What the hell have you been doing?

Mostly work. Seriously. Like work-work, not fun-work. This short guide has been helpful more than once. I can't go into the details, but there was a porting project that I'd been part of which required a lot more time than had been alotted to it in various related planning sessions. Combined with some minor extra-curriculars, this effectively burned enough time and energy that I haven't had any left over for writing. And, I have to admit shame-facedly, that it has also started to affect my intellectual output at the weekly reading group.

It's mostly cleared up at this point, and the parts that aren't are finally someone else's problem, so I might be getting to the point where serious thinking can happen that's unrelated to work-work. That would be quite nice.

The work-work I've been doing since has involved developing a serious understanding of Rails and the Ruby dependency/package ecosystem. The project itself is a small standalone service that does some moderately interesting things I'm not sure I'm allowed to write about (I'll ask, but no promises), with a minimal JSON-based web API. So this is effectively the first time I've built a rails project from mostly scratch. I maintain my opinion that Rails is a giant pile of garbage with some good ideas haphazardly mixed in. ActiveRecord looks like it's on the level of CLSQL in terms of a database layer (though it seems to perform worse in certain contexts; I'll keep you posted if benchmarks ever happen), and rspec is a passable testing framework (though I still prefer prove in most ways, and seriously need to look into one of the Ruby quickcheck ports before too long).

That's... about it.

It still relates certain otherwise separate parts of a system on the basis of filenames, it has an object-based routing mini-language that seems more confusing and less flexible than writing out route maps manually, it still has very little compile-time support for catching the sorts of errors that I kind of thought web frameworks are supposed to prevent, and its "convention over configuration" mantra still tends to boil down to "memorize this please; understanding is superfluous. Also, boilerplate everywhere". Sufficed to say that I've been trying my hardest to touch the framework itself as little as possible. I get the feeling that that particular dead horse has already been thoroughly beaten, so I'll say no more about it.

Actually interesting things have been pretty limited. I still haven't found time to work on Starfish. Or cl-notebook. Or LLTHW. All of which I'd very much like to pour some hours into. I have been struggling through the first 12 chapters of PFPL, but "struggling" is the operative word. This is nothing like my SICP experience, where I at least had a few years with the underlying language under my belt.
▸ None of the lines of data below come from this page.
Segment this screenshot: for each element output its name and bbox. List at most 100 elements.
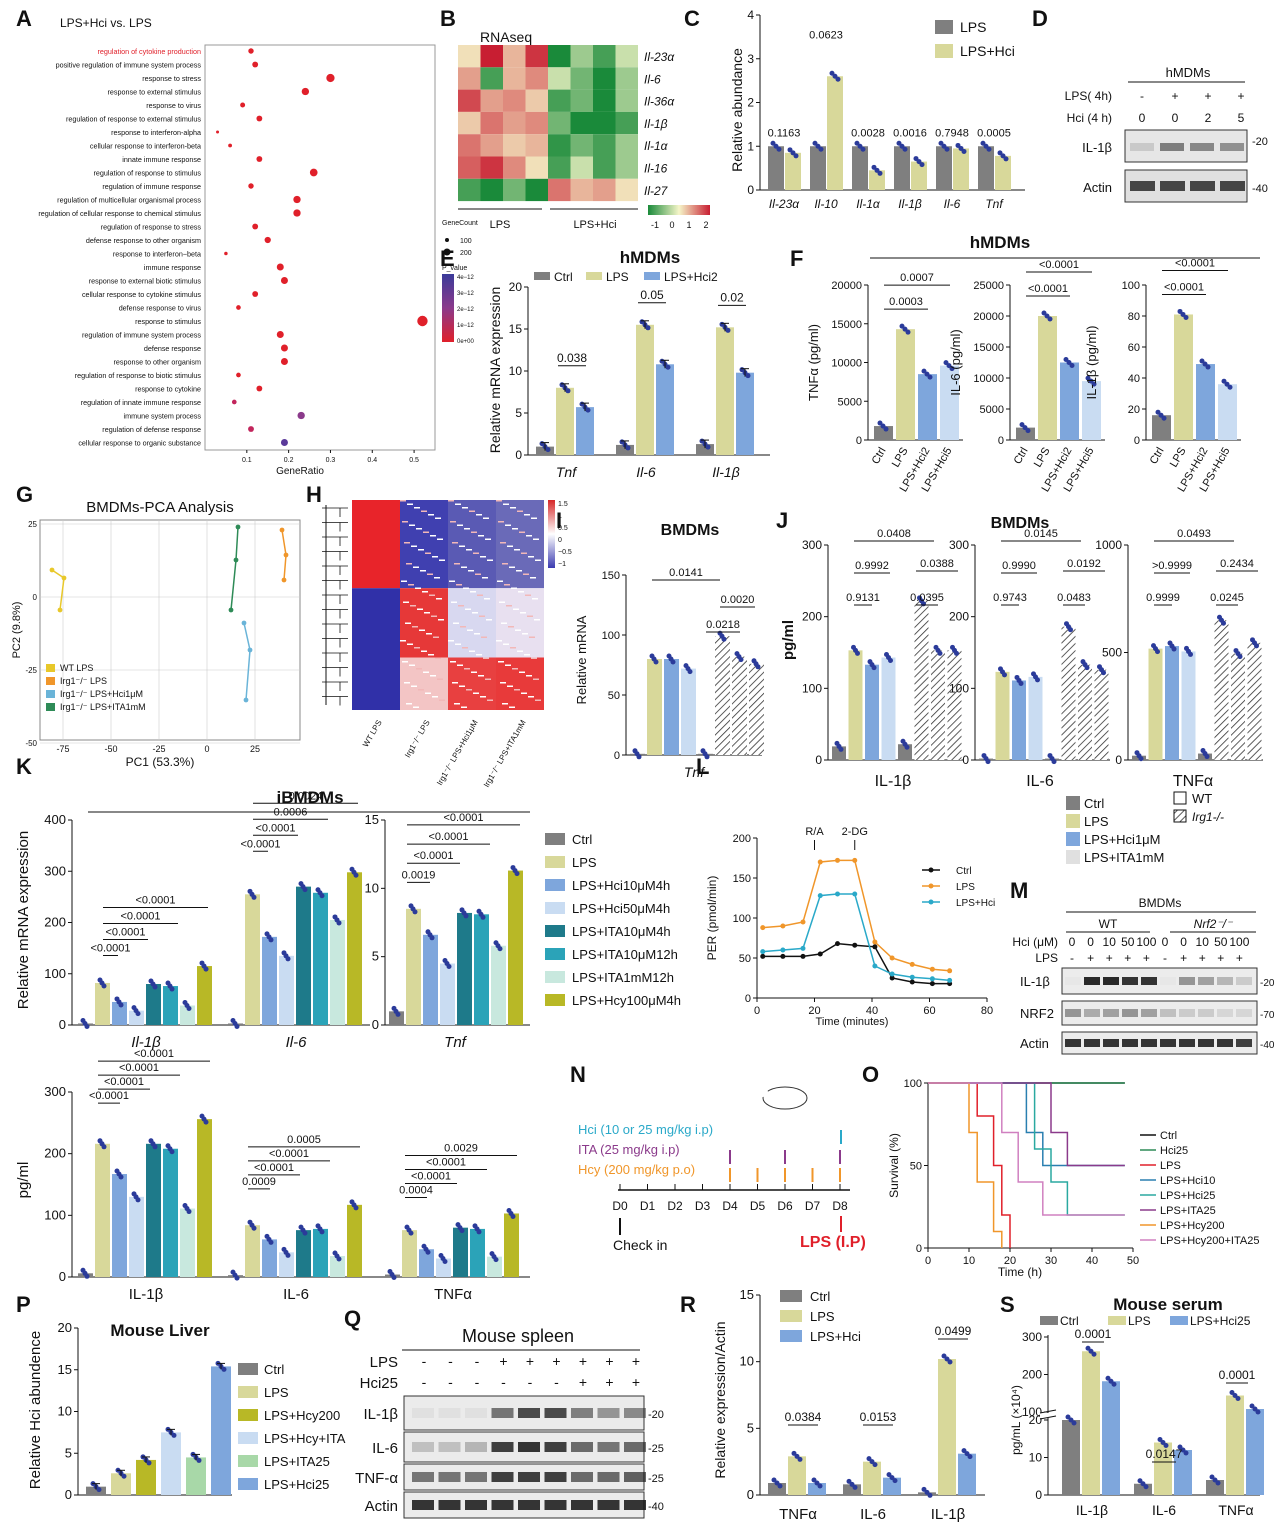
j-p-label: 0.0493 xyxy=(1177,528,1211,540)
k-dot xyxy=(514,871,520,877)
m-blot xyxy=(1061,1031,1258,1055)
m-group: Nrf2⁻/⁻ xyxy=(1194,917,1234,931)
l-point xyxy=(817,951,823,957)
r-legend-swatch xyxy=(780,1330,802,1342)
o-xtick-label: 30 xyxy=(1045,1255,1057,1267)
a-term: response to virus xyxy=(146,101,201,110)
h-stripe xyxy=(425,552,431,554)
l-legend: LPS xyxy=(956,882,975,893)
s-tick-label: 20 xyxy=(1029,1413,1043,1427)
h-stripe xyxy=(400,640,406,642)
h-block xyxy=(352,500,400,589)
l-legend: Ctrl xyxy=(956,866,972,877)
r-cat: IL-6 xyxy=(860,1506,886,1523)
k-bar2 xyxy=(279,1252,294,1277)
j-dot xyxy=(1155,649,1160,655)
e-dot xyxy=(545,447,551,453)
s-legend-swatch xyxy=(1108,1316,1126,1325)
k-bar2 xyxy=(504,1213,519,1277)
m-mw: -20 xyxy=(1260,978,1275,989)
k-dot xyxy=(135,1011,141,1017)
m-band xyxy=(1217,977,1233,985)
h-stripe xyxy=(432,556,438,558)
p-legend: Ctrl xyxy=(264,1362,284,1377)
a-title: LPS+Hci vs. LPS xyxy=(60,16,152,30)
e-bar xyxy=(616,444,634,455)
p-legend-swatch xyxy=(238,1409,258,1421)
e-y-tick-label: 15 xyxy=(509,322,523,336)
b-cell xyxy=(593,89,616,112)
j-dot xyxy=(1002,672,1007,678)
i-bar xyxy=(749,663,764,755)
s-p-label: 0.0001 xyxy=(1219,1368,1256,1382)
o-curve xyxy=(928,1082,1125,1167)
h-stripe xyxy=(460,626,466,628)
b-cell xyxy=(548,134,571,157)
q-band xyxy=(412,1408,434,1418)
a-term: cellular response to interferon-beta xyxy=(90,142,201,151)
l-point xyxy=(780,947,786,953)
h-stripe xyxy=(401,580,407,582)
h-stripe xyxy=(480,696,486,698)
f-dot xyxy=(1069,363,1075,368)
q-band xyxy=(624,1442,646,1452)
l-point xyxy=(929,966,935,972)
a-term: regulation of cellular response to chemi… xyxy=(38,209,201,218)
a-dot xyxy=(326,73,335,83)
d-band-label: Actin xyxy=(1083,180,1112,195)
g-point xyxy=(241,620,247,626)
f-xcat: LPS xyxy=(1168,446,1189,470)
f-y2-tick-label: 20 xyxy=(1128,404,1140,416)
j-dot xyxy=(1084,665,1090,671)
k-p-label: <0.0001 xyxy=(428,831,468,843)
j-y1-tick-label: 200 xyxy=(949,610,969,624)
r-bar xyxy=(958,1453,976,1495)
g-point xyxy=(61,575,67,581)
j-bar xyxy=(1165,646,1179,760)
h-block xyxy=(496,500,544,589)
c-dot xyxy=(818,146,824,152)
h-stripe xyxy=(505,664,511,666)
b-cell xyxy=(480,89,503,112)
b-cell xyxy=(548,45,571,68)
h-block xyxy=(448,500,496,589)
h-stripe xyxy=(507,545,513,547)
b-cell xyxy=(480,111,503,135)
l-y-tick-label: 150 xyxy=(733,873,751,885)
d-hci: 2 xyxy=(1205,111,1212,125)
h-block xyxy=(496,657,544,710)
c-bar-hci xyxy=(827,76,843,190)
s-legend-swatch xyxy=(1170,1316,1188,1325)
m-band xyxy=(1065,977,1081,985)
j-bar xyxy=(995,671,1010,760)
d-mw: -40 xyxy=(1252,183,1268,195)
h-stripe xyxy=(498,521,504,523)
q-lps: - xyxy=(422,1353,427,1369)
b-cell xyxy=(525,111,548,135)
i-y-tick-label: 150 xyxy=(602,570,620,582)
k-bar2 xyxy=(330,1256,345,1277)
d-band xyxy=(1160,143,1184,151)
e-y-tick-label: 20 xyxy=(509,280,523,294)
e-legend-swatch xyxy=(586,272,602,280)
q-band xyxy=(491,1500,514,1510)
h-stripe xyxy=(532,598,538,600)
m-band xyxy=(1084,977,1100,985)
b-cell xyxy=(458,134,481,157)
f-bar xyxy=(1038,316,1057,440)
p-y-tick-label: 15 xyxy=(58,1362,72,1377)
b-cell xyxy=(503,134,526,157)
m-row: Hci (μM) xyxy=(1012,935,1058,949)
h-stripe xyxy=(469,510,475,512)
a-dot xyxy=(280,439,288,446)
q-band-label: IL-1β xyxy=(364,1406,399,1423)
n-day: D8 xyxy=(832,1199,848,1213)
k-dot2 xyxy=(425,1249,431,1255)
h-stripe xyxy=(402,521,408,523)
l-point xyxy=(909,979,915,985)
j-p-label: 0.0192 xyxy=(1067,558,1101,570)
f-xcat: LPS xyxy=(890,446,911,470)
h-stripe xyxy=(480,556,486,558)
m-band-label: NRF2 xyxy=(1020,1006,1054,1021)
b-cell xyxy=(548,67,571,90)
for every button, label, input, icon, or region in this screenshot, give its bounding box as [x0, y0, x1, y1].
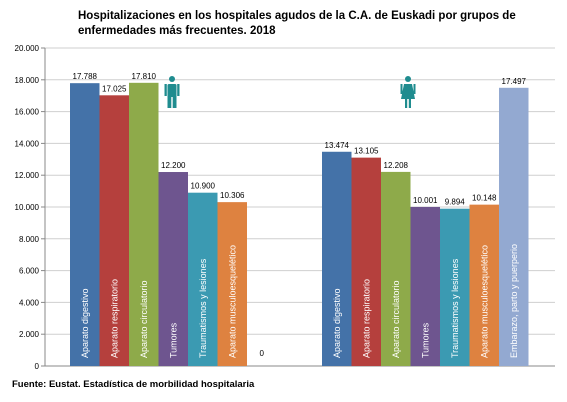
data-label: 13.474	[325, 141, 350, 150]
data-label: 17.025	[102, 84, 127, 93]
data-label: 10.306	[220, 191, 245, 200]
bar	[469, 204, 499, 366]
bars	[70, 82, 529, 367]
bar	[99, 95, 129, 367]
bar-category-label: Aparato circulatorio	[139, 280, 149, 358]
bar	[440, 208, 470, 366]
bar	[410, 206, 440, 366]
data-label: 17.810	[132, 72, 157, 81]
data-label: 9.894	[445, 198, 466, 207]
data-label: 17.788	[73, 72, 98, 81]
bar	[70, 83, 100, 366]
bar	[322, 151, 352, 366]
legend-icons	[164, 76, 416, 108]
data-label: 10.001	[413, 196, 438, 205]
data-labels: Aparato digestivo 17.788 Aparato respirato…	[73, 72, 527, 358]
data-label: 12.208	[384, 161, 409, 170]
y-tick-label: 10.000	[15, 203, 40, 212]
woman-icon	[400, 76, 416, 108]
bar	[129, 82, 159, 367]
y-tick-label: 14.000	[15, 139, 40, 148]
y-tick-label: 0	[35, 362, 40, 371]
bar-category-label: Traumatismos y lesiones	[450, 258, 460, 358]
data-label: 0	[260, 349, 265, 358]
y-tick-label: 8.000	[19, 235, 40, 244]
y-tick-label: 18.000	[15, 76, 40, 85]
data-label: 10.900	[191, 182, 216, 191]
bar	[351, 157, 381, 366]
chart-source: Fuente: Eustat. Estadística de morbilida…	[12, 379, 255, 390]
data-label: 17.497	[502, 77, 527, 86]
bar	[381, 171, 411, 366]
bar-category-label: Traumatismos y lesiones	[198, 258, 208, 358]
bar-category-label: Tumores	[420, 322, 430, 358]
y-tick-label: 12.000	[15, 171, 40, 180]
bar	[158, 172, 188, 366]
y-tick-label: 2.000	[19, 330, 40, 339]
bar-category-label: Aparato musculoesquelético	[479, 245, 489, 358]
bar-category-label: Embarazo, parto y puerperio	[509, 244, 519, 358]
bar	[217, 202, 247, 366]
man-icon	[164, 76, 180, 108]
data-label: 13.105	[354, 147, 379, 156]
data-label: 12.200	[161, 161, 186, 170]
data-label: 10.148	[472, 194, 497, 203]
bar-category-label: Tumores	[168, 322, 178, 358]
bar	[499, 87, 529, 366]
y-tick-label: 20.000	[15, 44, 40, 53]
y-tick-label: 16.000	[15, 108, 40, 117]
bar-category-label: Aparato digestivo	[80, 288, 90, 358]
y-tick-label: 6.000	[19, 267, 40, 276]
bar-category-label: Aparato digestivo	[332, 288, 342, 358]
bar-category-label: Aparato circulatorio	[391, 280, 401, 358]
bar-category-label: Aparato respiratorio	[109, 279, 119, 358]
y-tick-label: 4.000	[19, 298, 40, 307]
bar-category-label: Aparato respiratorio	[361, 279, 371, 358]
bar	[188, 192, 218, 366]
bar-category-label: Aparato musculoesquelético	[227, 245, 237, 358]
chart-title: Hospitalizaciones en los hospitales agud…	[78, 10, 516, 37]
PFPL focuses obsessively on the math and logic aspects of programming languages, and presents most of its code in the form of raw ML/Haskell-style datatype definitions. There are some interesting insights here though, and weight of material aside, I'm hoping I can make it through all the way.

Kickstarter Update

It's been a while since I've started using Kicktracker to find out about new boardgames coming out. Long enough that the first cluster of them has been delivered, and I just wanted to share the experience briefly.

The most common experience so far has been "production delays". I've gotten one thing precisely on time, most of the rest of the pieces with at least minor delay, and one delivery I was expecting is still outstanding. Oh, and then there's this thing. Seriously,Ryan Laukat is a fucking machine. Not only does he do the concept, game design and art for his games on his own, he also delivered his last project about two months ahead of schedule. No idea what kind of planning, intensity and ouright luck that takes, but he's got it.

The delays haven't prevented me from backing lots of games, of course. I'm up to 19 total at this point, 8 of which I wouldn't have found through Rahdo's video channel. I guess I'll call that a "win".